Целью настоящей заметки является частично восполнить этот пробел, обратив внимание на своеобразие употребления Тютчевым местоимений (мы

С. 554

будем говорить, в основном, о личных местоимениях) и других грамматических средств выражения категории лица.

Особая роль местоимений в структуре поэтического текста была обоснована Р.О. Якобсоном, писавшим: «Местоимения явственно противопоставлены остальным изменяемым частям речи, как насквозь грамматические, чисто реляционные слова, лишенные собственно лексического, материального значения». И далее: «Существенная роль, которую играют в грамматической фактуре поэзии разнообразные классы местоимений, обусловлена именно сплошь грамматическим, реляционным характером, отличающим местоимения от всех прочих автономных слов» [3]. Механизм «поэзии грамматики» Р.О. Якобсон описал следующим образом: «Принудительный характер грамматических значений заставляет поэта считаться с ним: он либо стремится к симметрии и придерживается этих простых, повторных, четких схем, построенных на бинарном принципе, либо он отталкивается от них в поисках «органического хаоса». Действует принцип: поэтический текст «либо грамматичен, либо антиграмматичен, но никогда не аграмматичен» [4]. Этот принцип Р.О. Якобсон убедительно иллюстрировал примерами из пушкинской лирики, показав значение строгой симметрии грамматических форм, с одной стороны, и нарочитой их асимметрии с другой. Это делает «принудительные» грамматические значения художественно-функциональными и особенно активными в построении того смыслового кристалла, структура которого составляет играющую (ср. выражение Якобсона: «пушкинское скольжение между соположенными грамматическими категориями» [5]) семантику пушкинского текста.
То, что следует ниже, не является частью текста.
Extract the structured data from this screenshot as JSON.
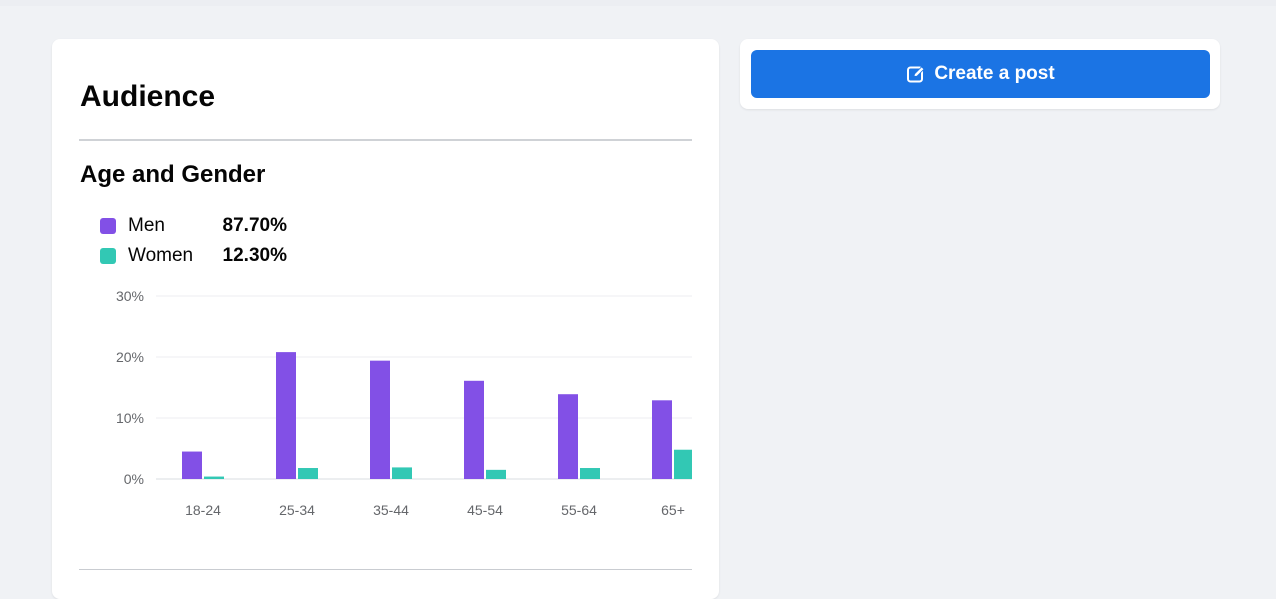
{
  "audience": {
    "title": "Audience",
    "section_title": "Age and Gender",
    "legend": [
      {
        "label": "Men",
        "value": "87.70%",
        "color": "#8250e6"
      },
      {
        "label": "Women",
        "value": "12.30%",
        "color": "#32c8b4"
      }
    ]
  },
  "sidebar": {
    "create_post_label": "Create a post",
    "create_post_icon": "edit-icon",
    "button_color": "#1b74e4"
  },
  "chart_data": {
    "type": "bar",
    "categories": [
      "18-24",
      "25-34",
      "35-44",
      "45-54",
      "55-64",
      "65+"
    ],
    "series": [
      {
        "name": "Men",
        "values": [
          4.5,
          20.8,
          19.4,
          16.1,
          13.9,
          12.9
        ],
        "color": "#8250e6"
      },
      {
        "name": "Women",
        "values": [
          0.4,
          1.8,
          1.9,
          1.5,
          1.8,
          4.8
        ],
        "color": "#32c8b4"
      }
    ],
    "yticks": [
      "0%",
      "10%",
      "20%",
      "30%"
    ],
    "ylim": [
      0,
      30
    ],
    "grid": true,
    "legend": "top-left"
  }
}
Со своей стороны, Г.А. Гуковский указал на другую возможность поэтического использования местоимений. Анализируя лирику Жуковского, он отметил, что местоимения могут здесь заполняться окказиональными лексическими, вещественными значениями, выступая в функции значимых слов, но с размытыми до степени колеблющихся семантических пятен смыслами [6].

Тютчевская система местоимений (в первую очередь личных) выделяется резким своеобразием. Личное местоимение в русском языке выступает в сочетании с глаголом как средство выражения категории лица. «Сочетания типа я пишу, ты пишешь, я писал, ты писал и т. д. являются в русском языке не свободными синтаксическими словосочетаниями, а аналитико-синтетическими формами глагола» [7]. Однако за местоимением стоит категория не только грамматического, но и поэтического лица. Понятно, какую структурообразующую роль может оно играть в лирическом стихотворении,

С. 555

превращаясь в первоэлемент поэтической личности. Особенно это заметно там, где, как у Тютчева, мы наблюдаем резкие сдвиги грамматического узуса.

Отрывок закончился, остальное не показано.